Sofya Raskhodnikova is an associate professor of Computer Science and Engineering at the Pennsylvania State University. She is currently on sabbatical, visiting Boston University and Harvard University. Sofya works on design and analysis of sublinear-time algorithms for combinatorial problems and on privacy-preserving methods for publishing aggregate statistical data. Sofya got her PhD from MIT in 2003. From the fall of 2003 to 2006, she worked at the Hebrew University of Jerusalem, the Weizmann Institute of Science and the Institute for Pure and Applied Mathematics at UCLA.

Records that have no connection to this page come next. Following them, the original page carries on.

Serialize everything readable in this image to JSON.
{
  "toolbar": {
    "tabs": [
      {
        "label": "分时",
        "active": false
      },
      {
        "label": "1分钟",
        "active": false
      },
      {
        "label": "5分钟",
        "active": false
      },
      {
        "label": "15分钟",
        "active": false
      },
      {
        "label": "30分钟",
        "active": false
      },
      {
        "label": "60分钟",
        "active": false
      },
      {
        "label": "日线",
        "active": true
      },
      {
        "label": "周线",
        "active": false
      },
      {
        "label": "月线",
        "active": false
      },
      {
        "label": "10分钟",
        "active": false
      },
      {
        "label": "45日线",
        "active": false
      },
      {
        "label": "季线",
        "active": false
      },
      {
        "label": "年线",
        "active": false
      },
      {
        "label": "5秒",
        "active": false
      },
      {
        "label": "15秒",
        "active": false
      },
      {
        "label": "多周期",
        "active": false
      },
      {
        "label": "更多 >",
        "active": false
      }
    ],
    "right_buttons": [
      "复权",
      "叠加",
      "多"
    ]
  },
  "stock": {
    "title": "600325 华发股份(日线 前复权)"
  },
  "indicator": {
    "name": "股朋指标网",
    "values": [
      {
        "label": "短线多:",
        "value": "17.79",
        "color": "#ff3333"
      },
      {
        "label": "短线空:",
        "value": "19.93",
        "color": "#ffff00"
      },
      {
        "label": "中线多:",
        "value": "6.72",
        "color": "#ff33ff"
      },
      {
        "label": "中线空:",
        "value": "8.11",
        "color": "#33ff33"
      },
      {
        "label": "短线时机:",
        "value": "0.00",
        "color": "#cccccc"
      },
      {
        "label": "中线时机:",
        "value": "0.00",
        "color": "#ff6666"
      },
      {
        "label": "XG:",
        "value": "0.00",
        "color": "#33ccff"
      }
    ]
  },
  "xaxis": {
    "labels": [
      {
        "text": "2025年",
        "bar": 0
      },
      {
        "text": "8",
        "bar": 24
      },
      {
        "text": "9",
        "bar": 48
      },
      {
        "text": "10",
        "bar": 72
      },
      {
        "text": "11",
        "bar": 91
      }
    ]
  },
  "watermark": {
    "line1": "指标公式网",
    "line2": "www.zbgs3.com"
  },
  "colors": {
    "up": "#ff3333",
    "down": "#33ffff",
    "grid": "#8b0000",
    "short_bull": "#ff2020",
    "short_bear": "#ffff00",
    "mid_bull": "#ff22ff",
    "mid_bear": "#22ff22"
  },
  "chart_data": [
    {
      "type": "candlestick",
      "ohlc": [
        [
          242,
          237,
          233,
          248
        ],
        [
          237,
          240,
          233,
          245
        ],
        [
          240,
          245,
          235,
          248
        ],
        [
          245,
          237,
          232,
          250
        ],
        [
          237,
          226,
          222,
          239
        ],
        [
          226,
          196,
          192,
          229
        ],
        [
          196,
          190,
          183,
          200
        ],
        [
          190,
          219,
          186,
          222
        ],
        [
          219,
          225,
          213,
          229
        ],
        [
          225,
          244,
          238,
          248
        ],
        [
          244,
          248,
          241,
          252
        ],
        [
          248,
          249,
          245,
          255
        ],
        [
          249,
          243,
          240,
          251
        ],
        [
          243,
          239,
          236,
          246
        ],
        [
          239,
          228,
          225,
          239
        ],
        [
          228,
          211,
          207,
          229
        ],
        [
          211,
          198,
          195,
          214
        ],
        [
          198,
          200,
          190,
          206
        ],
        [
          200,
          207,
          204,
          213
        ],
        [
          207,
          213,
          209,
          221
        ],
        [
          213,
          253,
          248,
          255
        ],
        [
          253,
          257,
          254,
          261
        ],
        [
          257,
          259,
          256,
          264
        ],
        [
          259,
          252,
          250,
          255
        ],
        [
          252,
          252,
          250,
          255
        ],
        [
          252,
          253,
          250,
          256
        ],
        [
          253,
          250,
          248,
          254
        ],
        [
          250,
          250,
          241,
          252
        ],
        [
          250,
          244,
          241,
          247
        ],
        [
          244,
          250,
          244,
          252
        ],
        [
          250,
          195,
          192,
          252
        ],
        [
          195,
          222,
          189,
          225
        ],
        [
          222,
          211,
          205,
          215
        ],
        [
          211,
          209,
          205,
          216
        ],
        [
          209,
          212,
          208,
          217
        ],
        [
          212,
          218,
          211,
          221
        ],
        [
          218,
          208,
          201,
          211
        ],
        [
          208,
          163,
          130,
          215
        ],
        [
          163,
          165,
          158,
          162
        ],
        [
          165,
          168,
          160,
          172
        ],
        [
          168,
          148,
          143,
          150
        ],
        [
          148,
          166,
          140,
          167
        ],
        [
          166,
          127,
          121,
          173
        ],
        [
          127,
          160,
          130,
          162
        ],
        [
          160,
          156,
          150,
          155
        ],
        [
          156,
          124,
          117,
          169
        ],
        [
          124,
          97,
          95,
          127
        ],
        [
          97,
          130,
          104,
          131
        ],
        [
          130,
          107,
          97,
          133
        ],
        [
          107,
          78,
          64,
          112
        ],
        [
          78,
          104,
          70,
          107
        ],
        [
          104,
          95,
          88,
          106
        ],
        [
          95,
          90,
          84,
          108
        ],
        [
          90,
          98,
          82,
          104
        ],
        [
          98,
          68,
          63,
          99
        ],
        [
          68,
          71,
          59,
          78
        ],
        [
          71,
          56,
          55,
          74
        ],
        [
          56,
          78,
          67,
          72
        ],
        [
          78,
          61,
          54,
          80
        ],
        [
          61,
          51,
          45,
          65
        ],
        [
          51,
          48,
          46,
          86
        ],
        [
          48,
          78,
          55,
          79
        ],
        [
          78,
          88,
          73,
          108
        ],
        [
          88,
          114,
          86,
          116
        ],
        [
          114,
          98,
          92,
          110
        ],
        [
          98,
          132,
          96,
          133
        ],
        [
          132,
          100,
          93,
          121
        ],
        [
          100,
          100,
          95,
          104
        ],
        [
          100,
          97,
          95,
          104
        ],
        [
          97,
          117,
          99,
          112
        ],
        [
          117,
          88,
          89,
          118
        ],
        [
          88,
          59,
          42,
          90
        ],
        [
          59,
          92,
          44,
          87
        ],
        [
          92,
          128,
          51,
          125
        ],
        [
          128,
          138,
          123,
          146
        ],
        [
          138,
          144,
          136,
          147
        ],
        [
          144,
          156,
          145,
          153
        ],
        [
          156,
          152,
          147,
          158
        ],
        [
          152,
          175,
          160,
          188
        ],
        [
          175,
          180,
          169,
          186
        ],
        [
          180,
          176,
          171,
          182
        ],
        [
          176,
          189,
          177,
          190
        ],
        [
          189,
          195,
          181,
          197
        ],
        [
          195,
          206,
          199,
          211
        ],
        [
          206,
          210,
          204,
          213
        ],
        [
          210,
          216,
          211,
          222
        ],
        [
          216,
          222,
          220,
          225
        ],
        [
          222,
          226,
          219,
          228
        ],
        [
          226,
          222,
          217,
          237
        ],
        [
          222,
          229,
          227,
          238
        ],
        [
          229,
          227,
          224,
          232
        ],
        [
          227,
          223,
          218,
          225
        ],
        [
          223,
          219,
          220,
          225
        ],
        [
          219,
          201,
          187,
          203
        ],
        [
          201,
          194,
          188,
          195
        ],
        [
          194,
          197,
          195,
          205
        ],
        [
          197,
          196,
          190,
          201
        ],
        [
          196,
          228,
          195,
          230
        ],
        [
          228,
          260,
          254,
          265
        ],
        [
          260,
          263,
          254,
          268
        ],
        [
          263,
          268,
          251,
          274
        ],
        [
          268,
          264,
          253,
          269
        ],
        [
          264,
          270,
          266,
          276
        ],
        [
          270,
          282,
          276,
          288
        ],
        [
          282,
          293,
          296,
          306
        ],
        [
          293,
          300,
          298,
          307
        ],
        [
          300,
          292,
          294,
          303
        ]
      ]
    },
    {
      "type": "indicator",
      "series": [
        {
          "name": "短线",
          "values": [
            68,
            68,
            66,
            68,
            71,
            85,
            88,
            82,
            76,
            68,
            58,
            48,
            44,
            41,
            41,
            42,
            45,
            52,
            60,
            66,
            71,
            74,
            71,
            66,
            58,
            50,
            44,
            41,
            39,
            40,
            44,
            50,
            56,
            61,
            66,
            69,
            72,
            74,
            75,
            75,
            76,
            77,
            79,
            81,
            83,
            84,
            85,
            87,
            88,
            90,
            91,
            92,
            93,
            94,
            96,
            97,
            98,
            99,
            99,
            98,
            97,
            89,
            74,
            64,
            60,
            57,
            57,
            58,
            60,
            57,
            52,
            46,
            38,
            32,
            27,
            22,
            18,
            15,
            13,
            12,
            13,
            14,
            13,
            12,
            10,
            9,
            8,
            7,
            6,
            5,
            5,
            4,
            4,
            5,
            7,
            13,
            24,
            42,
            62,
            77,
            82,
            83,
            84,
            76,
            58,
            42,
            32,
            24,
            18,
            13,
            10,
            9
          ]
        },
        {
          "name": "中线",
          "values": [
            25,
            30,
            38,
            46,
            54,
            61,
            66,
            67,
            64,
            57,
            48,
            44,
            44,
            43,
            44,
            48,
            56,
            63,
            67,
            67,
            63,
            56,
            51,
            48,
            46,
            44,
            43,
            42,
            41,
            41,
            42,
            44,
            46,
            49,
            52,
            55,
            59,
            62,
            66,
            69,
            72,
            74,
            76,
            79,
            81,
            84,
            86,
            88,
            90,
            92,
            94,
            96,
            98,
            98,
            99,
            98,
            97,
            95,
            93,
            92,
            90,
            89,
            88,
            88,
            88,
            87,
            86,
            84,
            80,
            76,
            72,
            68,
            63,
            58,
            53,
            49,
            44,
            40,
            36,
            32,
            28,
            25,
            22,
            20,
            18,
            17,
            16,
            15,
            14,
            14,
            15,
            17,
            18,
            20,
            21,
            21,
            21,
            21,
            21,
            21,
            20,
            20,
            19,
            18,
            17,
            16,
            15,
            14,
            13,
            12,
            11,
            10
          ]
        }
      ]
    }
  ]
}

Andrew McGregor is an Assistant Professor at the University of Massachusetts, Amherst. He received a B.A. degree and the Certificate of Advance Study in Mathematics from the University of Cambridge and a Ph.D. from the University of Pennsylvania. He also spent a couple of years as a post-doc at UC San Diego and Microsoft Research SVC. He is interested in many areas of theoretical computer science and specializes in data stream algorithms, linear sketching, and communication complexity. He received the NSF Career Award in 2010.
Amit Chakrabarti is an Associate Professor in the Department of Computer Science at Dartmouth College. He received an M.A. and a Ph.D. in Computer Science from Princeton University in 2002 and a B.Tech. in Computer Science from the Indian Institute of Technology, Bombay, along with the President of India Gold Medal, in 1997. Professor Chakrabarti's research is in the broad area of theoretical computer science. Specific interests are (1) complexity theory, especially communication complexity and the application of information theory, and (2) algorithms, including space-efficient algorithms for massive data streams and approximation techniques for optimization problems.